Конечно, миниатюрный альт звучал по-детски наивно, юному музыканту не хватало тонкости, но для пятилетнего малыша, у которого за плечами всего один год ученичества, исполнение было поразительное.

– Чем же тебе нравится альт? – спросил Джек.

Ему вспомнилась Кайя, игравшая на концерте в Таллинне; но все это подернулось дымкой забвения и отчетливо виделось лишь в его снах.

Мальчик молча пожал плечами. Он еще ни слова не сказал Джеку. Вопрос и правда довольно глупый. К концу сонаты Моцарта в кармане у Говарда ожил мобильник, Говард ответил и через пару секунд обратился к Яану:

– Мама едет за тобой, – сообщил он. – Но автобус застрял в пробке. Движение жуткое после… гм… – Он осекся и повернулся к Джеку:

– Ну-с, что скажете, господин Знаменитый Композитор? Не слабо, а?

– Совсем не слабо. Впечатляет. – Джек покусал губу и сказал: – Представляешь, Яан, один из моих любимых композиторов – эстонец. Арво Пярт, слышал про такого?

Мальчик упорно отводил глаза и хмурил брови, будто напряженно размышлял над чем-то.

– Говард, – вдруг сказал он, – можно мне в туалет?

– Конечно, босс. Только не забудь поздороваться с Клиффом.

В уборной на подоконнике стоял аквариум с золотой рыбкой по имени Клифф. Лет десять назад Говард выиграл рыбку на какой-то ярмарке; вода в аквариуме была мутно-зеленая. Когда мальчик вышел, Джек спросил Говарда, отчего малыш хромает.

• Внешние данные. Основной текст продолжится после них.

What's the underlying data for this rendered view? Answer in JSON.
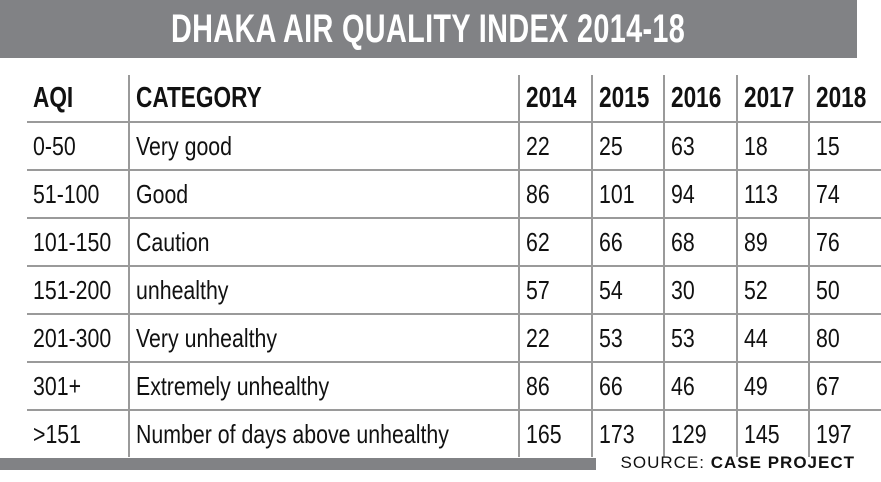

– Деформация стопы. Мать все перепробовала – и гипс, и ортопедический аппарат; улучшение гигантское, но больше уже ничего поделать нельзя.

– О Господи. Бедняга.

– Он держится молодцом.

– Это видно.

Джеку хотелось перевести разговор, и он спросил Говарда, кто его заменит в квартете «Думка».

– Хеннинге Ландаас, – ответил Говард, плюхаясь на диван.

– Тогда, значит, все в порядке.

– Но я так мечтал съездить в Японию. Говорят, мышца может полностью не восстановиться. А ведь я даже не страдаю повышенной хрупкостью костей.

– Да, грустная история. Я тебе рассказывал про женщину, которую у нас на глазах сбил автобус?

В дверь позвонили. Сморщив кривой ястребиный нос, Говард не без труда поднялся с дивана.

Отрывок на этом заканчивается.